USA TODAY High School Sports has a weekly column on the recruiting process. This isn’t about where just the top five-star athletes are headed but rather a guide to the process and the pitfalls for student-athletes nationwide from Playced.com. This week’s article is written by Ross Hawley, the president of the company. Playced.com is an industry leader in college recruiting. Their technology-based recruiting service identifies the right colleges for potential recruits to pursue and provides a recruiting system that is second to none for student-athletes of all talent levels and ages.

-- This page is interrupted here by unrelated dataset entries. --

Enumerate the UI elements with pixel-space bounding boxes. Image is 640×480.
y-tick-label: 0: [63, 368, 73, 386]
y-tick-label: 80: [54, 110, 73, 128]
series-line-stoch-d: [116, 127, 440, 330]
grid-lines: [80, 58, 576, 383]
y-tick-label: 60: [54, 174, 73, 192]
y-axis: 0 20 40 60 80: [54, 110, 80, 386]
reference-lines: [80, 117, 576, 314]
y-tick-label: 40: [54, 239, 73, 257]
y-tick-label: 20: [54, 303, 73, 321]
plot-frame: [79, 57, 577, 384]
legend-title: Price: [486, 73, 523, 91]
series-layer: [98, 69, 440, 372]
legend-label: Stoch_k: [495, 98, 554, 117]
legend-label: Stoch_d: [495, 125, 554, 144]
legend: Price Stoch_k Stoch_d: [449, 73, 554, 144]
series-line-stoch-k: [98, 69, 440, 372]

May was an awesome month for our coach interviews. 3 conversations, 3 national champions! From what red flags a coach pays attention to when watching a player, to advice on picking the right school, we covered a lot of what college coaches are looking for and what they expect during the recruiting process. Here are some of the highlights from the last month.
-Gary Goff, Valdosta State Football (NCAA Division II)
Q: Give me an example of a red flag you notice when recruiting a young man.
A: I want to see a young man look me in the eye when I’m speaking to him. Is he genuine? Does he seem interested in what we’re talking about? I try to pick up on the respect levels they show their parents or grandparents when they’re on a visit. You know, moms usually do a great job of asking the questions that matter! How does he react to his mom and her genuine concerns for her son? If he’s telling her to stop asking questions and disregarding what she has to say, that’s a major red flag.
Q: What is something about the recruiting process you would want families to know?
A: I think families need to understand that at the NCAA Division II level, we’re on a limited recruiting budget. For example, we just won the National Championship in Texas, but we’re not on the ground recruiting in Texas! That’s just how it is. So, if you want us to know who you are, you need to figure out a way to get in front of us. That starts with film. And with how easy Hudl makes it to get film out, that’s probably the easiest way to do it. Send us an email and let us know you’re interested. I can promise you this: if you can play, we will be replying to your email. And once we start that communication process, we’ll figure out together what the next steps need to be.
-Ben McCollum, Northwest Missouri State Men’s Basketball (NCAA Division II)
Q: How can a recruit get on your radar?
A: If you’re wanting to get on our radar, make it personal. Reach out to us, as an individual. That makes things so much easier for us in understanding who we’re dealing with. Practically speaking, let us know why you’re interested and send your game film, stats and other information.
But it boils down to that personalized touch.
If you’re doing your homework on figuring out the level that is right for you, it’s simply making the effort to introduce yourself. After that, it’s pretty easy to get a feel whether a program is interested in you or not.
Q: What advice do you have for recruit deciding on which school to pick?
A: Pick the school, that if you didn’t play a second, you would still be happy. You would be happy with your teammates. You would be happy with the coaches and you would be happy with the institution. Trust your gut and pay attention to what the coaches are actually saying when they’re recruiting you.
For example, if a coach is telling you how much you’re going to play, they’re lying. We don’t know how a kid is going to fit in with our program until he is actually on our campus and playing for us.
Be careful with how much emotion you let into this process. And, do the best you can to commit to a school where you’re all in, regardless of your playing situation.
Steve Ryan, Morningside College Football (NAIA)
Q: Talk about how unique the college recruiting process is for each athlete.
A: Everybody wants something different. The reason why you want to be in a program, isn’t the same reason the next person wants to be in that same program. The experience you want isn’t going to be the same experience the other recruit wants. Maybe you want to do whatever it takes to get to the professional level, and the next guy just wants to enjoy the competition at the college level, focus on his degree and make lifelong friends. Whatever the circumstances might be, the college experiences are going to be different. Therefore, you’ve got to focus on your circumstances during the recruiting process. What is it that you’re trying to accomplish? What do you want your experience to be? You can’t get caught up in trying to be like everyone else while you’re being recruited, because you won’t be like everyone else once you’re on campus.
Q: Are there any major red flags you pay attention to in the recruiting process?
A: Probably one of the worst things we can hear from a recruit is that he’s going to go with the best offer. We will pull off recruiting a guy if we hear that or get the sense that his decision is going to be based solely on a dollar amount. For example, if a kid in Texas tells me he wants to come up to Iowa because Morningside is $1,000 less than a school in Texas, that’s a major red flag. So, you’re going to drive back and forth 600 miles over a $1,000 difference? It will take that kid two weeks to realize that the decision he made wasn’t worth $1,000. My point is this: making a college decision based solely on a dollar value is a bad idea. If we have to buy you as a program, you’re never going to be happy here. The best teams aren’t buying kids.